Onde agora estamos, assim indecisos entre uma saudável caminhada de cinco
quarteirões ou um ônibus que vem subindo, lentamente, a avenida
Brasil. Decidiram, em segundos, a opção caminhada. Não
que temessem a opção ônibus, devido a inusitada indumentária
de ambos. Ela com um vestido longo, negro, e um colete de couro, e uma maquilagem
um tanto desleixada, a combinar com os coturnos gastos, e ele com um jeans barra-pesada
e um jaquetão de dois números acima do seu tamanho, o que dava
um ar de sobretudo de filme do "Jack, the Stripper", a realçar
a magreza mórbida do rapaz.
Assim, seguiram, subindo a avenida Brasil, à sombra esmaecida das palmeiras,
olhando um ou outro vulto de edifício, com olhares de desaprovação
e até nojo. É que apreciavam, ali na região, somente a
arquitetura secular do complexo de Secretarias da Praça. Devotavam ódio
mortal ao "Rainha da Sucata", uma literal 'sucata' segundo declaram,
quando raramente se permitiam externar suas profundas opiniões e preferências.
E opiniões e preferências não faltam. Desde que mergulharam
em semelhante paixão (de couro e tachas) nunca se arrependerem. Afina,
o problema não era com eles. O problema eram os outros.
- Não pode mesmo dar muita corda! - dizia um senhor grisalho à
sua possível esposa, ao passaram sob o sinal vermelho.
Realmente, a ideia de Nightspirit (ou Roger) era a de não dar
muita corda a sua amada Graveflower (ou Alice). Se ela girava a cabeça,
ele logo puxava a corda! Mas ela poço se importava! (Ou se importava
muito! Adorando esse controle!) Afinal, o amor não é uma prisão
consentida? Ela não ouvira isso no Lacrimosa? Ou foi naquele álbum
raro do Fields of Nephilim?
Aqueles amores doentios dos filmes do Tim Burton! Aquelas heroínas pálidas
a envenenarem os corações dos homens a se julgarem tão
cheios de si mesmos! E o que ela poderia fazer além de arrepiar-se com
aquela servidão que afinal de tudo era domínio! Domínio
dela sobre ele! Ele se ajoelharia aos pés dela, caso ela insinuasse qualquer
separação!
Assim, Graveflower (ou Alice) nada tinha a perder, exceto a sua servidão.

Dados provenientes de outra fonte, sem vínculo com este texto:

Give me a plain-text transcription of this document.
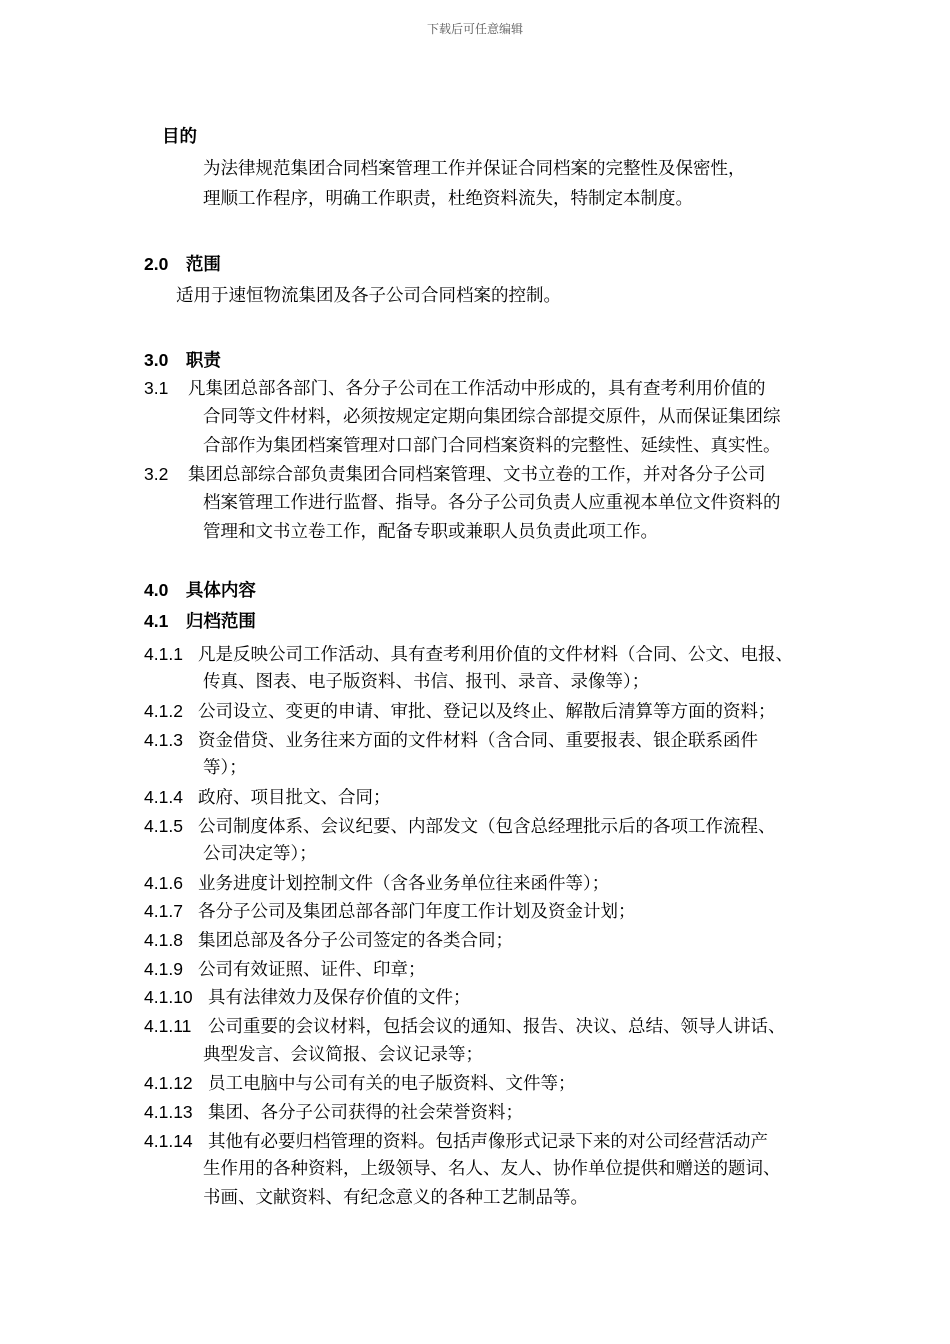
下载后可任意编辑
目的
为法律规范集团合同档案管理工作并保证合同档案的完整性及保密性，
理顺工作程序，明确工作职责，杜绝资料流失，特制定本制度。
2.0 范围
适用于速恒物流集团及各子公司合同档案的控制。
3.0 职责
3.1 凡集团总部各部门、各分子公司在工作活动中形成的，具有查考利用价值的
合同等文件材料，必须按规定定期向集团综合部提交原件，从而保证集团综
合部作为集团档案管理对口部门合同档案资料的完整性、延续性、真实性。
3.2 集团总部综合部负责集团合同档案管理、文书立卷的工作，并对各分子公司
档案管理工作进行监督、指导。各分子公司负责人应重视本单位文件资料的
管理和文书立卷工作，配备专职或兼职人员负责此项工作。
4.0 具体内容
4.1 归档范围
4.1.1 凡是反映公司工作活动、具有查考利用价值的文件材料（合同、公文、电报、
传真、图表、电子版资料、书信、报刊、录音、录像等）；
4.1.2 公司设立、变更的申请、审批、登记以及终止、解散后清算等方面的资料；
4.1.3 资金借贷、业务往来方面的文件材料（含合同、重要报表、银企联系函件
等）；
4.1.4 政府、项目批文、合同；
4.1.5 公司制度体系、会议纪要、内部发文（包含总经理批示后的各项工作流程、
公司决定等）；
4.1.6 业务进度计划控制文件（含各业务单位往来函件等）；
4.1.7 各分子公司及集团总部各部门年度工作计划及资金计划；
4.1.8 集团总部及各分子公司签定的各类合同；
4.1.9 公司有效证照、证件、印章；
4.1.10 具有法律效力及保存价值的文件；
4.1.11 公司重要的会议材料，包括会议的通知、报告、决议、总结、领导人讲话、
典型发言、会议简报、会议记录等；
4.1.12 员工电脑中与公司有关的电子版资料、文件等；
4.1.13 集团、各分子公司获得的社会荣誉资料；
4.1.14 其他有必要归档管理的资料。包括声像形式记录下来的对公司经营活动产
生作用的各种资料，上级领导、名人、友人、协作单位提供和赠送的题词、
书画、文献资料、有纪念意义的各种工艺制品等。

Pois a corrente dava o limite de sua liberdade. E seguiam muito contentes consigo
mesmos.
- A Geni estava linda! - disse uma voz à distância. Na esquina
dois rapazinhos de boné, camisetas de baseball e bermudões de
skatistas. - E fingiu que nem me viu!
Mas o casal passou direto e Alice (ou Graveflower) percebeu a real identidade
dos dois skatistas. Na verdade, duas adolescentes! E a voz que se esforçava
para ser máscula não ocultava a macieza da voz de mulher.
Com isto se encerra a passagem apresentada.